Le plus frustrant, c’est qu’il semble qu’il n’est jamais question de musique à proprement parler. On joue bien « des musiques », mais pas pour aller dans le sens d’un moment musical, elles ne servent que le spectaculaire et la satisfaction froide des attentes d’un public pas farouche. C’est une performance à consommer, on propose un moment à vivre sans option de spontanéité simplement pour que tout le monde puisse dire « j’y étais ». On s’y sent comme pris de force dans la file d’attente interminable d’un lieu touristique où des centaines de personnes, les unes derrières les autres, patientent pour prendre leur photo depuis l’exact même angle que la personne précédente ; simplement, c’est ta tête à la place de la sienne. On vit dans une photo Instagram.

hives pointu

C’est un format de concert qui se généralise une fois qu’un groupe passe un certain nombre d’années d’existence, un certain niveau de notoriété, et c’est emmerdant. Une paresse globale réduisant la démarche artistique au néant, disqualifiant toute prise de risque, et donc toute distinction d’un concert par rapport à celui de la veille, ou du lendemain. On pourrait même remonter plus loin : on ressort une setlist de 2010, quand nous avions vu les Hives à Budapest ; sur dix morceaux, cinq avaient déjà été joués ce soir-là. La moitié du set tourne donc en boucle depuis 12 ans – au minimum. On doute donc sérieusement de la fraîcheur des produits.

hives bass

Ainsi, tout l’enthousiasme que l’on pourrait ressentir face à un concert qui, précisons-le tout de même, fonctionne encore une fois très bien auprès du public présent, se trouve entravé de notre côté par la sensation désagréable que l’on nous caresse dans le sens du poil. Et l’on en veut alors à tous ces groupes proclamés cultes, un terme qui semble souvent n’être utilisé que pour ne pas dire d’eux qu’il sont artistiquement morts, hantant les festivals pour servir une soupe tiède et industrielle, sans qu’à aucun moment la moindre intention de revenir à la vie ne se fasse sentir.

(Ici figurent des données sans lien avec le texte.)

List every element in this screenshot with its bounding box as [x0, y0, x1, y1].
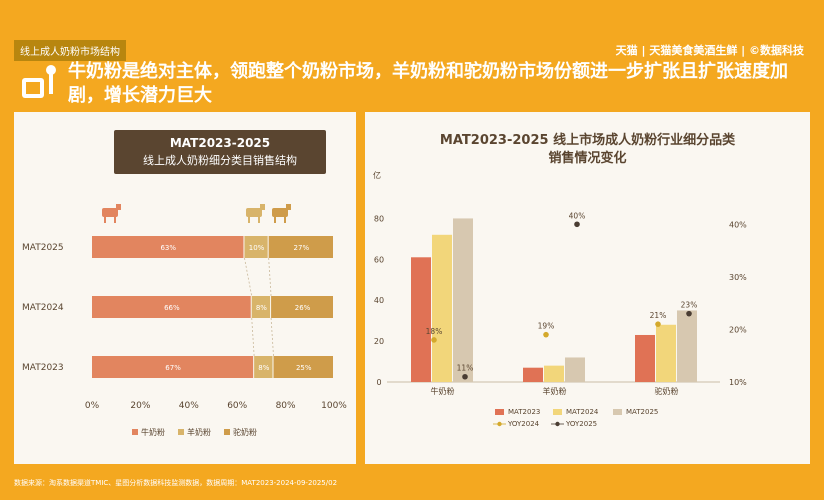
x-tick-label: 80% — [276, 401, 296, 411]
yoy-label: 18% — [426, 327, 443, 336]
yoy-point — [574, 221, 580, 228]
data-label: 8% — [256, 304, 267, 312]
legend-label: YOY2024 — [507, 420, 540, 428]
stacked-bar-chart: MAT2025 63% 10% 27% MAT2024 66% 8% 26% MAT2023 67… — [22, 204, 347, 437]
y-tick-label: 0 — [376, 378, 381, 387]
legend-label: YOY2025 — [565, 420, 597, 428]
x-tick-label: 20% — [130, 401, 150, 411]
category-label: MAT2024 — [22, 303, 64, 313]
bar — [411, 257, 431, 382]
legend-swatch — [178, 429, 184, 435]
left-chart-title: MAT2023-2025 — [169, 136, 271, 150]
legend-label: MAT2023 — [508, 408, 540, 416]
headline: 牛奶粉是绝对主体，领跑整个奶粉市场，羊奶粉和驼奶粉市场份额进一步扩张且扩张速度加… — [68, 61, 788, 106]
y2-tick-label: 20% — [729, 325, 747, 334]
yoy-point — [462, 373, 468, 380]
legend-swatch — [553, 409, 562, 415]
bar — [635, 334, 655, 382]
yoy-point — [686, 310, 692, 317]
source-footer: 数据来源：淘系数据渠道TMIC、星图分析数据科技监测数据，数据周期：MAT202… — [14, 479, 338, 487]
grouped-bar-chart: 亿 0 20 40 60 80 10% 20% 30% 40% 牛奶粉 18% 11% 羊奶粉 19% 40%… — [373, 170, 747, 428]
left-chart-title-box: MAT2023-2025 线上成人奶粉细分类目销售结构 — [114, 130, 326, 174]
yoy-label: 11% — [457, 364, 474, 373]
right-chart-title: MAT2023-2025 线上市场成人奶粉行业细分品类 销售情况变化 — [365, 132, 810, 168]
data-label: 26% — [295, 304, 311, 312]
category-label: MAT2023 — [22, 363, 64, 373]
bar-segment-0 — [92, 296, 251, 318]
y2-tick-label: 40% — [729, 220, 747, 229]
legend-label: MAT2025 — [626, 408, 658, 416]
y-tick-label: 20 — [374, 337, 384, 346]
right-chart-title-line1: MAT2023-2025 线上市场成人奶粉行业细分品类 — [439, 133, 736, 148]
y2-tick-label: 10% — [729, 378, 747, 387]
right-panel: MAT2023-2025 线上市场成人奶粉行业细分品类 销售情况变化 亿 0 20 4… — [365, 112, 810, 464]
yoy-label: 19% — [538, 322, 555, 331]
legend-label: 牛奶粉 — [141, 427, 165, 437]
bar — [544, 365, 564, 382]
connector-line — [251, 317, 255, 357]
legend-label: MAT2024 — [566, 408, 599, 416]
category-label: 驼奶粉 — [655, 386, 679, 396]
legend-swatch — [613, 409, 622, 415]
breadcrumb: 线上成人奶粉市场结构 — [14, 40, 126, 61]
x-tick-label: 0% — [85, 401, 100, 411]
brand-logos: 天猫 | 天猫美食美酒生鲜 | ©数据科技 — [615, 44, 804, 57]
connector-line — [244, 257, 253, 297]
legend-swatch — [224, 429, 230, 435]
category-label: 牛奶粉 — [431, 386, 455, 396]
bar — [677, 310, 697, 382]
legend-label: 羊奶粉 — [187, 427, 211, 437]
data-label: 8% — [258, 364, 269, 372]
bar-segment-1 — [251, 296, 271, 318]
x-tick-label: 60% — [227, 401, 247, 411]
cow-icon — [102, 204, 121, 223]
bar — [565, 357, 585, 382]
data-label: 67% — [165, 364, 181, 372]
legend-label: 驼奶粉 — [233, 427, 257, 437]
bar-segment-2 — [273, 356, 333, 378]
bar-segment-2 — [268, 236, 333, 258]
yoy-point — [431, 337, 437, 343]
y-tick-label: 60 — [374, 255, 384, 264]
mascot-icon — [22, 65, 56, 98]
data-label: 27% — [294, 244, 310, 252]
x-tick-label: 40% — [179, 401, 199, 411]
bar-segment-2 — [271, 296, 333, 318]
data-label: 63% — [160, 244, 176, 252]
connector-line — [270, 317, 274, 357]
bar-segment-0 — [92, 236, 244, 258]
category-label: MAT2025 — [22, 243, 64, 253]
category-label: 羊奶粉 — [543, 386, 567, 396]
left-chart-subtitle: 线上成人奶粉细分类目销售结构 — [143, 154, 297, 167]
right-chart-title-line2: 销售情况变化 — [548, 151, 627, 166]
goat-icon — [246, 204, 265, 223]
legend-swatch — [132, 429, 138, 435]
bar — [656, 324, 676, 382]
bar-segment-1 — [244, 236, 268, 258]
left-panel: MAT2023-2025 线上成人奶粉细分类目销售结构 MAT2025 63% 10… — [14, 112, 356, 464]
bar — [523, 367, 543, 382]
y2-tick-label: 30% — [729, 273, 747, 282]
bar — [453, 218, 473, 382]
legend-dot — [497, 421, 502, 427]
yoy-label: 40% — [569, 211, 586, 220]
data-label: 10% — [249, 244, 265, 252]
yoy-point — [543, 331, 549, 338]
data-label: 25% — [296, 364, 312, 372]
yoy-point — [655, 321, 661, 327]
camel-icon — [272, 204, 291, 223]
legend-swatch — [495, 409, 504, 415]
legend-dot — [555, 421, 560, 427]
yoy-label: 23% — [681, 301, 698, 310]
y-tick-label: 80 — [374, 214, 384, 223]
data-label: 66% — [164, 304, 180, 312]
x-tick-label: 100% — [321, 401, 347, 411]
yoy-label: 21% — [650, 311, 667, 320]
bar-segment-0 — [92, 356, 254, 378]
bar-segment-1 — [254, 356, 273, 378]
bar — [432, 234, 452, 382]
left-axis-unit: 亿 — [373, 170, 381, 180]
connector-line — [268, 257, 272, 297]
y-tick-label: 40 — [374, 296, 384, 305]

Le public mérite d’être surpris, bousculé, secoué, éventuellement même choqué, bref, d’accéder à une nourriture émotionnelle et intellectuelle ne consistant pas en la bête pression du bouton « libération d’hormones de plaisir » déjà sur-sollicité dans nos quotidiens moribonds. On en oublie le sens-même du mot transcendance, et c’est dramatique : les Hives défoulent, captivent, divertissent, mais au final ne transcendent rien ni personne.